The National Rural Health Alliance has joined a growing number of health organisations calling for a tax on sugary drinks.
It’s also calling for greater restrictions on marketing unhealthy food to children, including a ban on free to air TV advertising until after 9.30 at night.
The recommendations are part of the Alliance’s submission to a Senate inquiry into Australia’s obesity epidemic.
The National Rural Health Alliance represents 35 national organisations working across the rural and remote health sector. Members include the Royal Flying Doctor Service, the National Aboriginal Community Controlled Health Organisation (NACCHO), RACGP Rural and the Country Women’s Association of Australia.
“Australia has a system where the food and beverage industry broadly regulates itself,” said Alliance CEO Mark Diamond.
“With the obesity epidemic getting worse, it is clear that self-regulation is not working.”
“It’s time for governments to impose restrictions on advertising, impose a tax on sugary drinks so the price will rise by at least 20%, and introduce tougher labelling laws,” said Mr Diamond.
Many more children in rural and remote areas are obese or overweight than in major cities. The Australian Bureau of Statistics reports that in major cities 25% of children aged 2-17 years are obese or overweight. That figure blows out to 36% of children in remote areas.
“The impact of obesity in rural and remote areas cannot be underestimated. The list of chronic diseases associated with obese children is as long as it is serious,” Mr Diamond said.

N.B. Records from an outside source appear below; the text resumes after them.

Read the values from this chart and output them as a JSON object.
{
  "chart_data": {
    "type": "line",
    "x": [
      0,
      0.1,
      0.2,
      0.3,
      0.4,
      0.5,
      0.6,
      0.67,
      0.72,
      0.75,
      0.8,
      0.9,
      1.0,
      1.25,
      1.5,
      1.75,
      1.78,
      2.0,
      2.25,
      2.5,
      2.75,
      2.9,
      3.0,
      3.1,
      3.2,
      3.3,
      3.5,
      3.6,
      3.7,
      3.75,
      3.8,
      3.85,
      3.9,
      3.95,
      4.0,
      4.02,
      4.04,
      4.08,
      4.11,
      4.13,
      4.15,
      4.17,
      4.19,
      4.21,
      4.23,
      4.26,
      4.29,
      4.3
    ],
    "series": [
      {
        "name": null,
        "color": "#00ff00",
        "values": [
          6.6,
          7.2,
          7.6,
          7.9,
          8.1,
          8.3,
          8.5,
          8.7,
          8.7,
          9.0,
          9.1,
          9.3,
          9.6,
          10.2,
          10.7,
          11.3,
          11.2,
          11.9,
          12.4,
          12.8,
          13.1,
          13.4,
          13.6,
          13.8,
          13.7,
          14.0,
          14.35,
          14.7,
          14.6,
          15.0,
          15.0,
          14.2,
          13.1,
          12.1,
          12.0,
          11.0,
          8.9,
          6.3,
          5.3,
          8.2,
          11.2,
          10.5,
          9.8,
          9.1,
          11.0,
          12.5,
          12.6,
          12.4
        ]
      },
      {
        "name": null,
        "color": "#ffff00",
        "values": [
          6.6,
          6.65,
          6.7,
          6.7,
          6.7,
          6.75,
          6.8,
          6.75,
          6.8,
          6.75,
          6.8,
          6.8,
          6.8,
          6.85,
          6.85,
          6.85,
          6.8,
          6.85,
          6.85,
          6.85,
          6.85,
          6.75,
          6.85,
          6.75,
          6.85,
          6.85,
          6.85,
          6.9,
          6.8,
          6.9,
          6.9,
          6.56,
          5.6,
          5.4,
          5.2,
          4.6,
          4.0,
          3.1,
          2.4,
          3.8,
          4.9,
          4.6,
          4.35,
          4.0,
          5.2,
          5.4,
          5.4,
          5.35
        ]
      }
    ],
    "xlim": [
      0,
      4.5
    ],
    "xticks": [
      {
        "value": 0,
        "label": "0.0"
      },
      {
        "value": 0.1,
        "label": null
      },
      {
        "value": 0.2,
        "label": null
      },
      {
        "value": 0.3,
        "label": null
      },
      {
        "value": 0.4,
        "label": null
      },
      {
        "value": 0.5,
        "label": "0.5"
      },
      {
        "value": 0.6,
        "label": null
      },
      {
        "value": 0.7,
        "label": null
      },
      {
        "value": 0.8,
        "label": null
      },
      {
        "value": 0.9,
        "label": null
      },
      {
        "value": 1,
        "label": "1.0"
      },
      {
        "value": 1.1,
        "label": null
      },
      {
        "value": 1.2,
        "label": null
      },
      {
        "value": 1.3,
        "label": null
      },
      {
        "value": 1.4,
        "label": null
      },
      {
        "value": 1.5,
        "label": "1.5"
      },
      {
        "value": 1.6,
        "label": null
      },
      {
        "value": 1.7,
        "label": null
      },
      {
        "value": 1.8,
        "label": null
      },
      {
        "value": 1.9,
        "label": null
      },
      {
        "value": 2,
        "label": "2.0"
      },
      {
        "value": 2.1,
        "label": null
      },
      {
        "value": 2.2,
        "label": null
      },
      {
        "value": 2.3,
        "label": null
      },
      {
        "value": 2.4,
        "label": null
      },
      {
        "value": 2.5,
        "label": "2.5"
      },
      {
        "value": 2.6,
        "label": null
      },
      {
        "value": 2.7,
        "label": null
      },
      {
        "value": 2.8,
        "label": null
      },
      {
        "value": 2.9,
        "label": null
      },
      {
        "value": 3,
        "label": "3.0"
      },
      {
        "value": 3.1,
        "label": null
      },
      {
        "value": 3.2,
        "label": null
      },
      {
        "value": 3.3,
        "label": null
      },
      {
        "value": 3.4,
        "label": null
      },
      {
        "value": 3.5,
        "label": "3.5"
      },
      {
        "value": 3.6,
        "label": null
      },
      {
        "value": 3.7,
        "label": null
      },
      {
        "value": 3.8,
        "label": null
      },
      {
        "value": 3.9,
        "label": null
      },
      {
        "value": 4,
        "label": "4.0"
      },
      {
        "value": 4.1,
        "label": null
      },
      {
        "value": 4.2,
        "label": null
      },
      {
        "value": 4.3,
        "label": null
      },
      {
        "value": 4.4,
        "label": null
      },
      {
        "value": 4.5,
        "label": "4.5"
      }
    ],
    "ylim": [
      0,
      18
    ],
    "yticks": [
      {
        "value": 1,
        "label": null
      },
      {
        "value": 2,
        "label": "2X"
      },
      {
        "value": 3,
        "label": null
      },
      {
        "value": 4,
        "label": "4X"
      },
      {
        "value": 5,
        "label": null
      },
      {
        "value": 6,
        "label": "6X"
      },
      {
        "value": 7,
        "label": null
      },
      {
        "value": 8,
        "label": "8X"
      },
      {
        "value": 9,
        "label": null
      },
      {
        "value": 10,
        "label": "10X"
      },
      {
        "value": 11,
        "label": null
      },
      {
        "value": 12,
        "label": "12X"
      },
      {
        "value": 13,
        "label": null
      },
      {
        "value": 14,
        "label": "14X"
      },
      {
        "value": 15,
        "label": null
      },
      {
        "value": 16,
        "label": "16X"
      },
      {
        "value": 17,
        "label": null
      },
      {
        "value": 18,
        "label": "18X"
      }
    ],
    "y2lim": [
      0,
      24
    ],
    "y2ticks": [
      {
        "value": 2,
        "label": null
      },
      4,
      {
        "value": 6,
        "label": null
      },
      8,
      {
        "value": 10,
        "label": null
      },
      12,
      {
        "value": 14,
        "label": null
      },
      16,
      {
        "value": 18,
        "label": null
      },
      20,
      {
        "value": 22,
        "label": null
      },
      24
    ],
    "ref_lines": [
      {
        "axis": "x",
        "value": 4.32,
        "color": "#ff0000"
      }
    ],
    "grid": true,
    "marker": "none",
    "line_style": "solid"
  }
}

Obese children are more likely to develop certain cancers, cardiovascular disease, asthma, back pain and problems, chronic kidney disease, dementia, diabetes, gallbladder disease, gout, and osteoarthritis. They are also more likely to develop these conditions at an earlier age than other children.
“A range of factors contribute to greater levels of obesity in country areas including lower incomes, lower levels of education and greater distances to access healthy food. In remote areas access to affordable and nutritious food is a real problem,” said Mr Diamond.
“The Alliance would like to see incentives to support grocers and transport companies to provide more affordable fresh fruit and vegetables to remote parts of Australia.”
The Alliance says tougher regulation and government intervention is just part of a broader approach needed to curb the obesity epidemic, and it calls on the Federal Government to develop a National Obesity Prevention Strategy.
“Obesity is a highly complex health issue to deal with. We need a multi-faceted approach with governments, schools, the health sector and the food industry working together,” Mr Diamond said.